If you’re not able to meet your calcium needs through diet alone, your healthcare provider may recommend a calcium supplement. It’s important to consult your provider before taking any supplements though, to ensure that they’re safe, as supplements are not regulated by the FDA.
3. Increase your vitamin D intake
Vitamin D also plays an important role in your bone health, as your body can’t absorb calcium without it. If you’re deficient in vitamin D, your body will take calcium from your bones, which ultimately weakens them. A vitamin D deficiency can also stop your body from developing new bones.
It’s best to consume about 600 international units (IU) of vitamin D per day. Adults older than 71 should aim for 800 IU. Vitamin D-rich foods include fish such as salmon, mackerel, and tuna, mushrooms, beef liver, eggs, pork, and fortified milk and cereal.

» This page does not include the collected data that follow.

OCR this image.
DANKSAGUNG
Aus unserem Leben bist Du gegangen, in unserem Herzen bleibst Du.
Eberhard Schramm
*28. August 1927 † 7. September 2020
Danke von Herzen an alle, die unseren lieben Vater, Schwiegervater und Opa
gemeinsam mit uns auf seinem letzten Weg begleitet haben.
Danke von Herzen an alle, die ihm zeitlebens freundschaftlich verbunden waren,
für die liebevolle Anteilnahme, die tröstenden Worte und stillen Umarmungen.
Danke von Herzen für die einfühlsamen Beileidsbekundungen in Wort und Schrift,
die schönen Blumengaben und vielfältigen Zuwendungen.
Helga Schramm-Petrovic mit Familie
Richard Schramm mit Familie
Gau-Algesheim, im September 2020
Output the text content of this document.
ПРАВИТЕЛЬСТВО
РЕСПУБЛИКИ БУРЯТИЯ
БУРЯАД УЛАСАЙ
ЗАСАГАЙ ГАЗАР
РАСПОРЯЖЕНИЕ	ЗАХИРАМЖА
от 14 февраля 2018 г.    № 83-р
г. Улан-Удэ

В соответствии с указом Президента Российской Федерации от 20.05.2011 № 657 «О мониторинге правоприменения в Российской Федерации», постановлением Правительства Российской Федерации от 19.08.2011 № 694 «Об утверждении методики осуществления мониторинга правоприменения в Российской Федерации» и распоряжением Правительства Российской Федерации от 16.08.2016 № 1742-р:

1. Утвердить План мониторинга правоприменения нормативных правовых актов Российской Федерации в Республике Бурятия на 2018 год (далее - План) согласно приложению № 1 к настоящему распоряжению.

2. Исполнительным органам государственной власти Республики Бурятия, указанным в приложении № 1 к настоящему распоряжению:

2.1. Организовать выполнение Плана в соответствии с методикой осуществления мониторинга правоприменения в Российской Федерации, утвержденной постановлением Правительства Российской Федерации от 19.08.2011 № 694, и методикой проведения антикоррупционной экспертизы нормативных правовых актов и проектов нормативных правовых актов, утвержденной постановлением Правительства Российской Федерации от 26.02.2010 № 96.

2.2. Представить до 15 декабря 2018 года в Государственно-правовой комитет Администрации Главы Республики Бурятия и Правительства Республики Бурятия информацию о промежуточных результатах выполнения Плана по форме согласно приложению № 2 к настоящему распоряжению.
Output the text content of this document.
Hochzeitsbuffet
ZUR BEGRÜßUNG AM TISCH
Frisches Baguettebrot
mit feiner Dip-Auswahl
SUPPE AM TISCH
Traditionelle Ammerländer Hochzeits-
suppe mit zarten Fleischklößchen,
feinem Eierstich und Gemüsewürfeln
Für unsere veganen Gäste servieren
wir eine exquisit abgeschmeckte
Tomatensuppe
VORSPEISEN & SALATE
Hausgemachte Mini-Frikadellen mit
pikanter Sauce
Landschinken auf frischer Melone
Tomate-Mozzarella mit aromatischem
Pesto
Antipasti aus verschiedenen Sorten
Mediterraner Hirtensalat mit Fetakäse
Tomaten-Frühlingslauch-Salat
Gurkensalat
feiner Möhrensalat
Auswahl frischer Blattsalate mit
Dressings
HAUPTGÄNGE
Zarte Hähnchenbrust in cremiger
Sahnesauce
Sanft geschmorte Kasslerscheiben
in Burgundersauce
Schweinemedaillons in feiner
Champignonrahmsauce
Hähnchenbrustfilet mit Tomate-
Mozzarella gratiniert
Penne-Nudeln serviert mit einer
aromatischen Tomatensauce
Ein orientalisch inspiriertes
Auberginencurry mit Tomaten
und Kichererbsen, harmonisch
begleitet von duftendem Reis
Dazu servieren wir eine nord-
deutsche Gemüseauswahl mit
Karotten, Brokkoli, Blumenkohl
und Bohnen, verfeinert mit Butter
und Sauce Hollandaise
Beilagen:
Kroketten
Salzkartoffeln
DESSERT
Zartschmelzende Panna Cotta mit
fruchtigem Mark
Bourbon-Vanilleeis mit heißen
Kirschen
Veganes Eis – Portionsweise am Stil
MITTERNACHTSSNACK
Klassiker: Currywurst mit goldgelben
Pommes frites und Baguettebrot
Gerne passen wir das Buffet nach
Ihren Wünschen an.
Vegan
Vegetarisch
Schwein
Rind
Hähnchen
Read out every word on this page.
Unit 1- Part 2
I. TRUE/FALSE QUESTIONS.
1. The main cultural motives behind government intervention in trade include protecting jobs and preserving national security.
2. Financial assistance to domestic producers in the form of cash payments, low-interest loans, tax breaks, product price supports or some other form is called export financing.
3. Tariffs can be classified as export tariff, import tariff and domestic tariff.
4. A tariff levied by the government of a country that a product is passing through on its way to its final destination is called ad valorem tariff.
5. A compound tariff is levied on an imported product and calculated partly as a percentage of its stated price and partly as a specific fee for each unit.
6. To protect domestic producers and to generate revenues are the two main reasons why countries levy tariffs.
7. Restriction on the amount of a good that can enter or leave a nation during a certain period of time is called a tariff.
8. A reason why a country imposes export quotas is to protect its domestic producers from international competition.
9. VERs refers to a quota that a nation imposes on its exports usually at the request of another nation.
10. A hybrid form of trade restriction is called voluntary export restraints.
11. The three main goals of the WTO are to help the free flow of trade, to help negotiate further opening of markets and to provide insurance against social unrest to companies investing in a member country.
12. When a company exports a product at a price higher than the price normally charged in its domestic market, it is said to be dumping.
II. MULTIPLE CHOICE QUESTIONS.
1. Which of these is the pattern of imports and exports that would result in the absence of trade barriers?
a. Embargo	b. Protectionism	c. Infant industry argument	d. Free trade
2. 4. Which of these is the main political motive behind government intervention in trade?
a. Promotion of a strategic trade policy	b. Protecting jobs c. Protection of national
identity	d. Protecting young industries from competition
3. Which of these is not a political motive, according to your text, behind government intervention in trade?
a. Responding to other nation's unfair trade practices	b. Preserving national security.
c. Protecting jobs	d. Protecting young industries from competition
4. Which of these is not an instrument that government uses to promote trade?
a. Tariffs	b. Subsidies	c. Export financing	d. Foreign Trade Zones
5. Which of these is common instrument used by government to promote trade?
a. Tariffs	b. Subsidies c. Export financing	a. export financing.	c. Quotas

Getting outside in the sun can also help your body produce vitamin D. As with calcium, your provider may suggest additional supplements if your vitamin D levels are low.
4. Eat more protein
Increasing your protein intake can also keep your bones healthy and strong. Studies show insufficient protein can decrease calcium absorption and affect bone formation and breakdown rates. Healthy sources of protein include lean meats like poultry and fish, low-fat dairy products, eggs, beans and legumes, and nuts.
5. Exercise regularly
Exercise is a big part of overall well-being, including your bone health. Along with building muscles and encouraging better balance, which can prevent falls and fractures, regular exercise causes your body to make more bone.
Any type of exercise is beneficial, but to encourage bone health, focus on weight-bearing exercises such as brisk walking, hiking, jogging, or climbing stairs. Resistance exercises, including weight lifting and push-ups, can also help to strengthen your bones.
If you’re new to exercise or it’s been a while since you’ve done much physical activity, chat with your primary care provider about how to start incorporating more movement safely.